An old streetcar rounds a flat corner of radius 9.1 m, at 16 km/h. What angle with the vertical will be made by the loosely hanging hand straps?
The equations I know:
acceleration = velocity squared / radius
(a = v^2 / R)
Force = mass * acceleration
(Fnet = m * a)
Friction = Coefficient * mass * g
(f = U * mass * g)
The Attempt at a Solution
I did some calculations and I am pretty sure I am right so far about these values:
a = 4.444 m / s^2
Not hard to find; just convert 16 km/h to m/s, use the given radius, then plug and chug to find the acceleration.
U = 0.453464
I found this by noting that the centripetal acceleration is due to a single force: the force of static friction pointing towards the center of the turn.

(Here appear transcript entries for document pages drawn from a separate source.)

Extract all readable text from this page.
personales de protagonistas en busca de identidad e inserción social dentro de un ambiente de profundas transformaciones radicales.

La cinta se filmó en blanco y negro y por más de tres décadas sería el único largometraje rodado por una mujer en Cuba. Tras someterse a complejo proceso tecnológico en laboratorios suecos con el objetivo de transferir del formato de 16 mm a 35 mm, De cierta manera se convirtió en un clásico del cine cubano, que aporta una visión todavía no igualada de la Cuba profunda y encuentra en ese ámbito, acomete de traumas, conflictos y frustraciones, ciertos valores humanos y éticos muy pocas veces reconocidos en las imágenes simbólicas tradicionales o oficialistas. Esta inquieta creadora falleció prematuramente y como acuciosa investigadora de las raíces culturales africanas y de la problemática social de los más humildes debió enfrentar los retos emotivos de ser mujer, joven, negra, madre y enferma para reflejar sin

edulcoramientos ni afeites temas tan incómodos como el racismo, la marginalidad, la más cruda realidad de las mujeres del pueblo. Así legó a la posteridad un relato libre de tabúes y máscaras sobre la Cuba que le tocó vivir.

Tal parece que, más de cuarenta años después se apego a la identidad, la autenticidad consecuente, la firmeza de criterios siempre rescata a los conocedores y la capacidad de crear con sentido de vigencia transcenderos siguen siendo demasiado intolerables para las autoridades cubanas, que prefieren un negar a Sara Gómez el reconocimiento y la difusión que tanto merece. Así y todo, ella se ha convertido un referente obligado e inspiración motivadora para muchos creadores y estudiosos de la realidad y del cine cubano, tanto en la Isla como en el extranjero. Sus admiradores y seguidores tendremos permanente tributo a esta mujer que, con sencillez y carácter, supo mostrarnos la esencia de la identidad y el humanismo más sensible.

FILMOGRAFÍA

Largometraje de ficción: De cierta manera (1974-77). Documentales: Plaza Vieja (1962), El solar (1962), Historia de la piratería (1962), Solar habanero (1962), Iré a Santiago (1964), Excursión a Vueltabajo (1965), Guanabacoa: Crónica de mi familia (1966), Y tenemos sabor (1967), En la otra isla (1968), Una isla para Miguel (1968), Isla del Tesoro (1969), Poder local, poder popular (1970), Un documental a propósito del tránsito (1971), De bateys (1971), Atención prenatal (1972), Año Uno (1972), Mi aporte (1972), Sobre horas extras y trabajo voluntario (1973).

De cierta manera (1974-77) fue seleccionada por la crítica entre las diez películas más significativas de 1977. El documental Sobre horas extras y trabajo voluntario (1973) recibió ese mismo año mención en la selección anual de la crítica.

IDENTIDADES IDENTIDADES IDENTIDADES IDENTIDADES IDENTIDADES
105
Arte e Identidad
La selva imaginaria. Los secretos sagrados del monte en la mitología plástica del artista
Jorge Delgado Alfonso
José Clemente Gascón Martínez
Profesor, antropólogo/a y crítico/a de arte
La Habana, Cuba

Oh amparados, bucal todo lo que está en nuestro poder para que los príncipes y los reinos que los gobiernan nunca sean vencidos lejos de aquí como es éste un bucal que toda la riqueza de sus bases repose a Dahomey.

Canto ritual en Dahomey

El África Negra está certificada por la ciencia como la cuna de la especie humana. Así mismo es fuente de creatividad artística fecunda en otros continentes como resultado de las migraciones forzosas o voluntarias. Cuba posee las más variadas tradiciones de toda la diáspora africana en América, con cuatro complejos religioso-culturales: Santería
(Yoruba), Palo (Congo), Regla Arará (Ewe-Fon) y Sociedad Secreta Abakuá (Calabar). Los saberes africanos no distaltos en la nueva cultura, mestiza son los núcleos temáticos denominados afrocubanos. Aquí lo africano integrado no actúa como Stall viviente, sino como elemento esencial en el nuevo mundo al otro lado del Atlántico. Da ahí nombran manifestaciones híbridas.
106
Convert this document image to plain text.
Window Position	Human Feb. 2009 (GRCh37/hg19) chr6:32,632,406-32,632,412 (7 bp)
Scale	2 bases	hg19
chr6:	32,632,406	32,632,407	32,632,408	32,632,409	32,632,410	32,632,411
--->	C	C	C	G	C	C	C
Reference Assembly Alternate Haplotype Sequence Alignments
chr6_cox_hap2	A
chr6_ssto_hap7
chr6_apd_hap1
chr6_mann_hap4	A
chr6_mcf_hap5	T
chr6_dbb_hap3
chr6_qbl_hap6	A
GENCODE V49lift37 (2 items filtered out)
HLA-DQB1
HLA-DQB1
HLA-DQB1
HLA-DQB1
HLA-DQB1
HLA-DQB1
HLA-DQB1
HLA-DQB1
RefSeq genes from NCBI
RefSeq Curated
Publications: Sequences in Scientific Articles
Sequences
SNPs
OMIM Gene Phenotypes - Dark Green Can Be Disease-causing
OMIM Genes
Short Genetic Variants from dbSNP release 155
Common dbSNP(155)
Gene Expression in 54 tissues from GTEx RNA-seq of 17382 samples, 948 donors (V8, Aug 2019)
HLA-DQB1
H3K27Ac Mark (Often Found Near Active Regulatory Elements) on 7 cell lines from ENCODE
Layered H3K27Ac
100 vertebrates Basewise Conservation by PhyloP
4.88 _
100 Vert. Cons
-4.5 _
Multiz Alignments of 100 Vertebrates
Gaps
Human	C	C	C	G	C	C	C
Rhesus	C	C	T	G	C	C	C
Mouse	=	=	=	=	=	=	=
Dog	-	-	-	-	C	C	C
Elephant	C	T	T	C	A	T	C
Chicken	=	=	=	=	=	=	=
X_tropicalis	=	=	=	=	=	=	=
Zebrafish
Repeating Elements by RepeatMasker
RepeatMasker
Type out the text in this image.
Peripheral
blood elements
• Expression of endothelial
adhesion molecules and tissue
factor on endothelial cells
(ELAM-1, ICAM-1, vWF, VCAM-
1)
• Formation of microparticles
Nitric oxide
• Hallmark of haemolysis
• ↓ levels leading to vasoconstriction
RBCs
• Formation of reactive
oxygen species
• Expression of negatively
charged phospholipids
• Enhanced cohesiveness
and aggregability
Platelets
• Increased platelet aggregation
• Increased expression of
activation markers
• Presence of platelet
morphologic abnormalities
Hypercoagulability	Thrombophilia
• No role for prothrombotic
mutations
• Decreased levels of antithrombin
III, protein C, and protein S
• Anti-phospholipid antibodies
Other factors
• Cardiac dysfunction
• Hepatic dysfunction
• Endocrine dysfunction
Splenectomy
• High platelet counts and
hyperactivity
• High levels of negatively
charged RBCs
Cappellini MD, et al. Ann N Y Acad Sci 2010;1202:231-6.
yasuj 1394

Knowing that
f = U * mass * g
And that a = F / mass,
Then a = (U * mass * g) / mass = U * g,
Leaving us with U = a / g = 0.453464.
But now I'm stuck. I have no idea how to generate an angle in this problem. The only angle I see is the 90 degree angle between the force of friction and the normal force or gravity. I thought I might need to construct a triangle with legs l1 = |friction| and l2 = |normal force|, but I have no logic for thinking this and am unsure how to proceed.